Business professor Erik Gordon warns the current AI boom is an "order-of-magnitude overvaluation bubble" poised to burst, potentially causing financial losses far exceeding the dot-com crash due to its greater scale. He cites Nvidia-backed AI startup CoreWeave's recent 33% stock decline, which erased $24 billion from its market cap in two days following widening losses, as evidence of the significantly larger potential investor suffering compared to the dot-com era's iconic Pets.com, which peaked at a $410 million market cap.

Analysis

A warning of an "order-of-magnitude overvaluation bubble" in the Artificial Intelligence sector is being amplified, using the recent performance of AI infrastructure startup CoreWeave (CRWV) as a primary case study.
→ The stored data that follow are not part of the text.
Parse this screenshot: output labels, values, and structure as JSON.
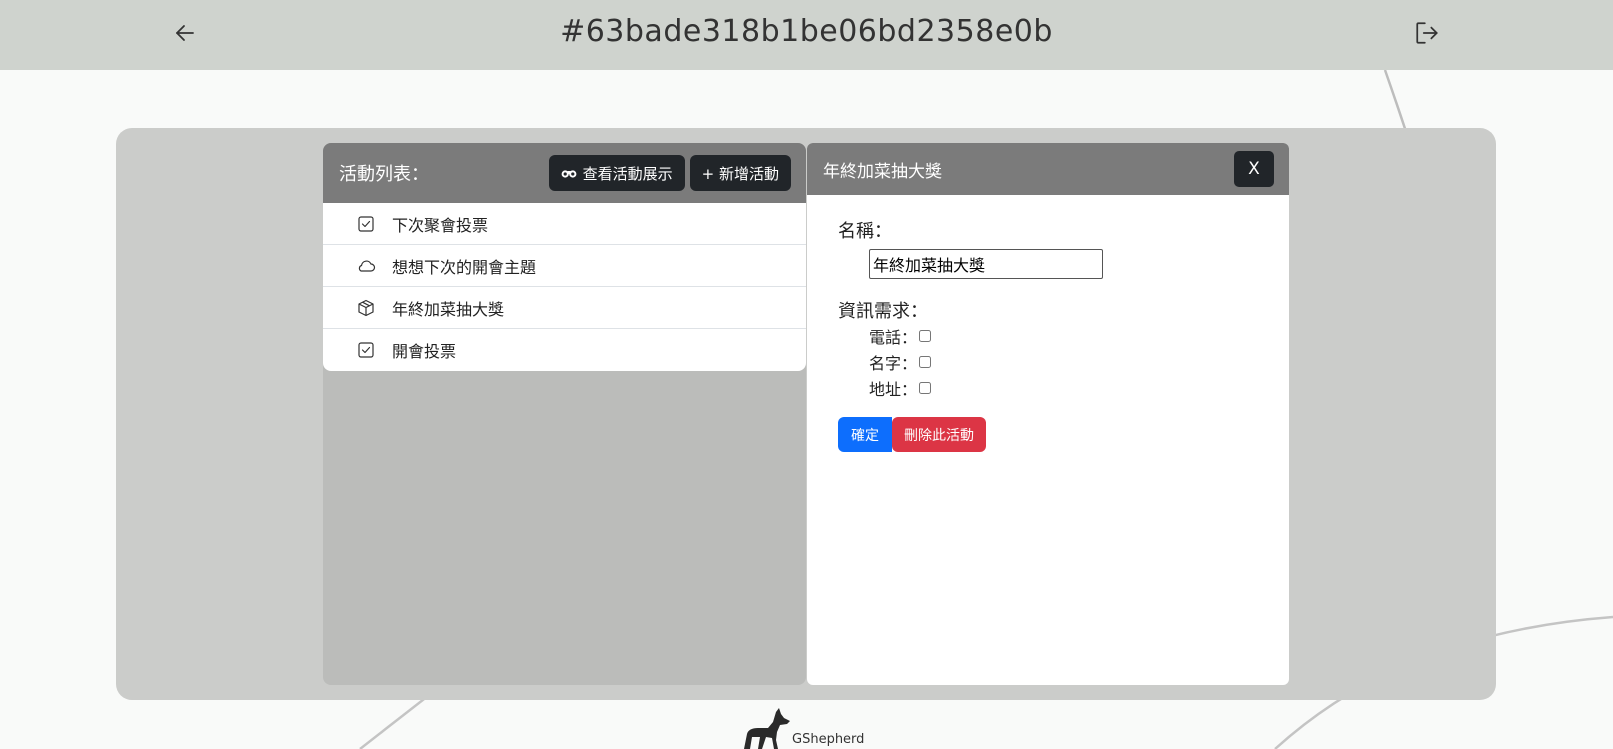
{
  "header": {
    "title": "#63bade318b1be06bd2358e0b"
  },
  "list_panel": {
    "title": "活動列表：",
    "view_button_label": "查看活動展示",
    "add_button_label": "+ 新增活動",
    "items": [
      {
        "label": "下次聚會投票",
        "icon": "checkbox-icon"
      },
      {
        "label": "想想下次的開會主題",
        "icon": "cloud-icon"
      },
      {
        "label": "年終加菜抽大獎",
        "icon": "box-icon"
      },
      {
        "label": "開會投票",
        "icon": "checkbox-icon"
      }
    ]
  },
  "detail_panel": {
    "title": "年終加菜抽大獎",
    "close_label": "X",
    "name_label": "名稱：",
    "name_value": "年終加菜抽大獎",
    "requirements_label": "資訊需求：",
    "requirements": [
      {
        "label": "電話：",
        "checked": false
      },
      {
        "label": "名字：",
        "checked": false
      },
      {
        "label": "地址：",
        "checked": false
      }
    ],
    "confirm_label": "確定",
    "delete_label": "刪除此活動"
  },
  "footer": {
    "brand": "GShepherd"
  }
}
According to University of Michigan professor Erik Gordon, the potential fallout from a bursting AI bubble could significantly dwarf the dot-com crash due to the vastly larger scale of capital involved. This is evidenced by CoreWeave's recent 33% stock decline over two days, which erased approximately $24 billion in market capitalization following an earnings report that revealed widening losses and infrastructure constraints. This single loss of value is nearly 60 times the entire peak market cap of Pets.com ($410 million), the iconic failure of the dot-com era. Despite the sharp correction, CoreWeave's stock remains more than double its IPO price, highlighting the extreme volatility and persistent hype in the sector. While some, like Kevin O'Leary, argue that AI's measurable productivity differentiates it from past bubbles, the CoreWeave event underscores the fragility of valuations built on narrative rather than immediate profitability and the systemic risk posed by the tech sector's heavy weighting in major indices and retirement portfolios.